With regard to migrants moving through Belarus, however, the Foreign Ministry is deceptively blaming other governments for a crisis of its own making.

Earlier this year, it was revealed that President Alexander Lukashenko’s regime had been advertising cheap trips to Minsk and giving out visas in locales such as Iraq.

Lithuanian officials cited reports and documents shown to them by some of the migrants as evidence that Minsk has been encouraging travel to Belarus. The Reuters news agency found evidence that smugglers in Iraq were distributing airline tickets to Belarus for more than $10,000 per person. The Assad regime’s state-owned airline, Cham Wings, helped fly would-be migrants to Minsk.

Upon arrival, migrants reported being conveyed to the border by Belarusian authorities and in some cases reported being pushed across. Due to winter conditions at the border, some have perished from exposure.

In two speeches delivered in the summer of 2021, Lukashenko all but acknowledged his plan to flood his neighbors with migrants.

“If some think that we will close our borders with Poland, Lithuania, Latvia and Ukraine and become a camp for people fleeing Afghanistan, Iran, Iraq, Syria, Libya and Tunisia, they are mistaken,” Lukashenko said in a speech in July.

“We won’t hold anyone.
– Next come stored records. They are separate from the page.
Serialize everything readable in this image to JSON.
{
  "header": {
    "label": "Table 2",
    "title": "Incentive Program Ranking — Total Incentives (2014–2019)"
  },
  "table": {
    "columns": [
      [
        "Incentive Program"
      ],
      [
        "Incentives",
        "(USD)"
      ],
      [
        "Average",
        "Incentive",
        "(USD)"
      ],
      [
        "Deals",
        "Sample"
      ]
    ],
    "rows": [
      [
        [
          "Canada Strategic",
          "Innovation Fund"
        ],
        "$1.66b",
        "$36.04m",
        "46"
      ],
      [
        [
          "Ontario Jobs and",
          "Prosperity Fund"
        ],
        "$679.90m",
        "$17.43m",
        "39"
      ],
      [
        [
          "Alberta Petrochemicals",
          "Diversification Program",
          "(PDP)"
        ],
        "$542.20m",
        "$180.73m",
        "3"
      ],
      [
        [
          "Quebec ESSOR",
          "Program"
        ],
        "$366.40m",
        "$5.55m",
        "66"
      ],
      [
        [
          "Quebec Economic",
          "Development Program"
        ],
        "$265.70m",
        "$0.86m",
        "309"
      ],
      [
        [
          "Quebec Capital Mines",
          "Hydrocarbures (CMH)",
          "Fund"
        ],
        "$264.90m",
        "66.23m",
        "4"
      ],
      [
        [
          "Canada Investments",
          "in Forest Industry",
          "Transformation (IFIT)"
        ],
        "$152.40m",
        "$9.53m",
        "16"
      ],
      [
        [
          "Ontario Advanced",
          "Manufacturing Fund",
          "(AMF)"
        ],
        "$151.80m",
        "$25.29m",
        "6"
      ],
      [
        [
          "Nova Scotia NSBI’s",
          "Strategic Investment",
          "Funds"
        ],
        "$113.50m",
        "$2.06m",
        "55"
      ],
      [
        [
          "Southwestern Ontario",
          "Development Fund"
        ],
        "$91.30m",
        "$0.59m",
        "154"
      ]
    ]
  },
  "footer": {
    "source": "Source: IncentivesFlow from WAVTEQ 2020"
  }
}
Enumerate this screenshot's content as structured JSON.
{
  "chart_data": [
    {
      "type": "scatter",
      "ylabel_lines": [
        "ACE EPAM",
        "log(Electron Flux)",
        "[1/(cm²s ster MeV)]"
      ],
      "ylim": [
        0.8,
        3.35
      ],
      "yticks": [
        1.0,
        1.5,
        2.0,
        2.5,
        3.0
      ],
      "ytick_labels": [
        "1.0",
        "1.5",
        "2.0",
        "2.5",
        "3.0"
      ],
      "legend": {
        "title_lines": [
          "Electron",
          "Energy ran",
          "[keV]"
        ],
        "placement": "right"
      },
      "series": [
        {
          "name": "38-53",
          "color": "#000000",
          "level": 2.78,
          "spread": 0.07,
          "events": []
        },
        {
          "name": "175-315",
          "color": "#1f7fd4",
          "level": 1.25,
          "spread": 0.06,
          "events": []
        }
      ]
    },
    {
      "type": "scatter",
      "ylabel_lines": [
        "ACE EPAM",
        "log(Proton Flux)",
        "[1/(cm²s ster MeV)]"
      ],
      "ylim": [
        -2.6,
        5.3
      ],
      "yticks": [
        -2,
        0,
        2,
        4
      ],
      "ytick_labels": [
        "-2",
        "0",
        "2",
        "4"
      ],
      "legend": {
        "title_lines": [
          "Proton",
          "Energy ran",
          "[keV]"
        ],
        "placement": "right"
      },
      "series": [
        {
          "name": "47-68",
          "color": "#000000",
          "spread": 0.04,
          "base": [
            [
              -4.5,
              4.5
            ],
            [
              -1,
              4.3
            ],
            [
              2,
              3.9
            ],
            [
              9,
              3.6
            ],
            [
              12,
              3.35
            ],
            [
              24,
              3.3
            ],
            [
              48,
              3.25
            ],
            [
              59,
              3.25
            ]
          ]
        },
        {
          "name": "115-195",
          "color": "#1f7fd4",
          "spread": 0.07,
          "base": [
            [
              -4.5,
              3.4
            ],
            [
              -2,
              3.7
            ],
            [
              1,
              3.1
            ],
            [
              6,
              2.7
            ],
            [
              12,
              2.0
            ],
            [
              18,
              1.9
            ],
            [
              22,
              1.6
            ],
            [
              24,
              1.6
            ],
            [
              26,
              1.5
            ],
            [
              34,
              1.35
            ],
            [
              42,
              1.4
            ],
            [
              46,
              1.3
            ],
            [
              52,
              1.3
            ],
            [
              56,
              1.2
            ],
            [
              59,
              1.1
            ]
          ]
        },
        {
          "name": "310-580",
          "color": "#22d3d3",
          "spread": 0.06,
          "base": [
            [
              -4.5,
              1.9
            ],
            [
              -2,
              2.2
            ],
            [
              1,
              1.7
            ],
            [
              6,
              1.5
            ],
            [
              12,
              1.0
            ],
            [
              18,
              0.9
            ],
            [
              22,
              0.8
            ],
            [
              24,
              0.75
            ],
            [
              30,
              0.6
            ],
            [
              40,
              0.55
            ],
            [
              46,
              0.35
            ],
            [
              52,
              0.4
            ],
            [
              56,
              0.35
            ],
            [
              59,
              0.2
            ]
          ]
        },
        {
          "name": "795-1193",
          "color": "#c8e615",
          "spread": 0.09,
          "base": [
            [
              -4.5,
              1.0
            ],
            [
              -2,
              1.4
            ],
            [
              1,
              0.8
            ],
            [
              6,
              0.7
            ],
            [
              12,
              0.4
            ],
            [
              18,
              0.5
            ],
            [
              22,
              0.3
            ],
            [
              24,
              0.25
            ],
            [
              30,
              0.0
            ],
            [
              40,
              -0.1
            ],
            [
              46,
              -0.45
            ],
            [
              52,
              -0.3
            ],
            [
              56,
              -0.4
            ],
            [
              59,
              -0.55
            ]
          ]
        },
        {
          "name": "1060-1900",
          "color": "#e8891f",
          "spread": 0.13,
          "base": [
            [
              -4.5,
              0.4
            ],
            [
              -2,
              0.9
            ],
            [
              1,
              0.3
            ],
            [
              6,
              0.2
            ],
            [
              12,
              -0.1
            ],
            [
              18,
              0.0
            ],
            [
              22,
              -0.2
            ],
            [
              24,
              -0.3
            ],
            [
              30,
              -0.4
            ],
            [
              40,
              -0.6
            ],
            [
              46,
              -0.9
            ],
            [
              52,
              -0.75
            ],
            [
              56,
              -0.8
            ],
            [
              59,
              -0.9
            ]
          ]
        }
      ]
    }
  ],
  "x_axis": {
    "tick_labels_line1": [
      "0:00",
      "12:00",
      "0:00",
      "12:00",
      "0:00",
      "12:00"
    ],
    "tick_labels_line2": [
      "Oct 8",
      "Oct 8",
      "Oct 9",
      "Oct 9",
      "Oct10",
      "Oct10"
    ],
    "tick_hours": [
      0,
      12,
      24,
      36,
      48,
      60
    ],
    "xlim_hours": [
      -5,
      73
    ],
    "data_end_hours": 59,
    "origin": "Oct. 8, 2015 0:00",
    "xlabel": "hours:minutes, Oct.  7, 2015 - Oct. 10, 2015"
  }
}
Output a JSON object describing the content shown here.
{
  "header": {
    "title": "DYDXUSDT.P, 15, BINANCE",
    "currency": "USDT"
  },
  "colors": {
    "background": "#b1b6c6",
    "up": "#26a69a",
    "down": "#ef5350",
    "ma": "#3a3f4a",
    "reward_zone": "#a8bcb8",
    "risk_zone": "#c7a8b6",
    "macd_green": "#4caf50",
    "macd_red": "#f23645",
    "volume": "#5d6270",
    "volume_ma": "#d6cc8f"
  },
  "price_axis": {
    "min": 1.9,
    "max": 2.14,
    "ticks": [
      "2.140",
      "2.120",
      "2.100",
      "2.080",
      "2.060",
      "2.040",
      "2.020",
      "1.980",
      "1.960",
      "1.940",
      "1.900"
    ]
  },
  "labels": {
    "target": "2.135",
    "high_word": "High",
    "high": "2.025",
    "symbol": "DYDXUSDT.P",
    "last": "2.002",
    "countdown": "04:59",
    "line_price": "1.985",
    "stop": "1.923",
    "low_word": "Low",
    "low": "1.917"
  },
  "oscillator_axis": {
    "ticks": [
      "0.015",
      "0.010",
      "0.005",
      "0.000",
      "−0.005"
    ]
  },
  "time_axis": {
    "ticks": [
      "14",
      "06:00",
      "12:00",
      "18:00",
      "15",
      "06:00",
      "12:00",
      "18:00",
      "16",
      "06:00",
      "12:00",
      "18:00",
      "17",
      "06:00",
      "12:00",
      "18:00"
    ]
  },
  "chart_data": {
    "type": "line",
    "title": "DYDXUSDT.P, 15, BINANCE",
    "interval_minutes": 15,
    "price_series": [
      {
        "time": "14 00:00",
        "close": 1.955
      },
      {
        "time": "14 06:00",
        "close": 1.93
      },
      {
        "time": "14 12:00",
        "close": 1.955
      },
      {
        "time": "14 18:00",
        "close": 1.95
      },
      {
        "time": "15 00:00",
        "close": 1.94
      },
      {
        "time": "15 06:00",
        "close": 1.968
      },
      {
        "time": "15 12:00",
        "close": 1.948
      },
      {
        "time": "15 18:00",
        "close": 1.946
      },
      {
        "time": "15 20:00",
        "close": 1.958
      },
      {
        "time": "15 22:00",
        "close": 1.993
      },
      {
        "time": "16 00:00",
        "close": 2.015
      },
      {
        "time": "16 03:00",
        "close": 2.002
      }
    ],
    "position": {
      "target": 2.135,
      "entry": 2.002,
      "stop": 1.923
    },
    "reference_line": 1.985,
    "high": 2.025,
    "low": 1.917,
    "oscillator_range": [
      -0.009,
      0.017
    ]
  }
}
They are coming not to us but to enlightened, warm and cozy Europe.”

In November, the European Union announced new sanctions against the Belarusian regime, which already was being punished for its treatment of protesters and dissidents after the disputed August 2020 election, in which Lukashenko claimed victory.

In December, the United States expanded sanctions against the regime, this time targeting 20 individuals and 12 entities. The new measures also sanction Belarusian sovereign debt.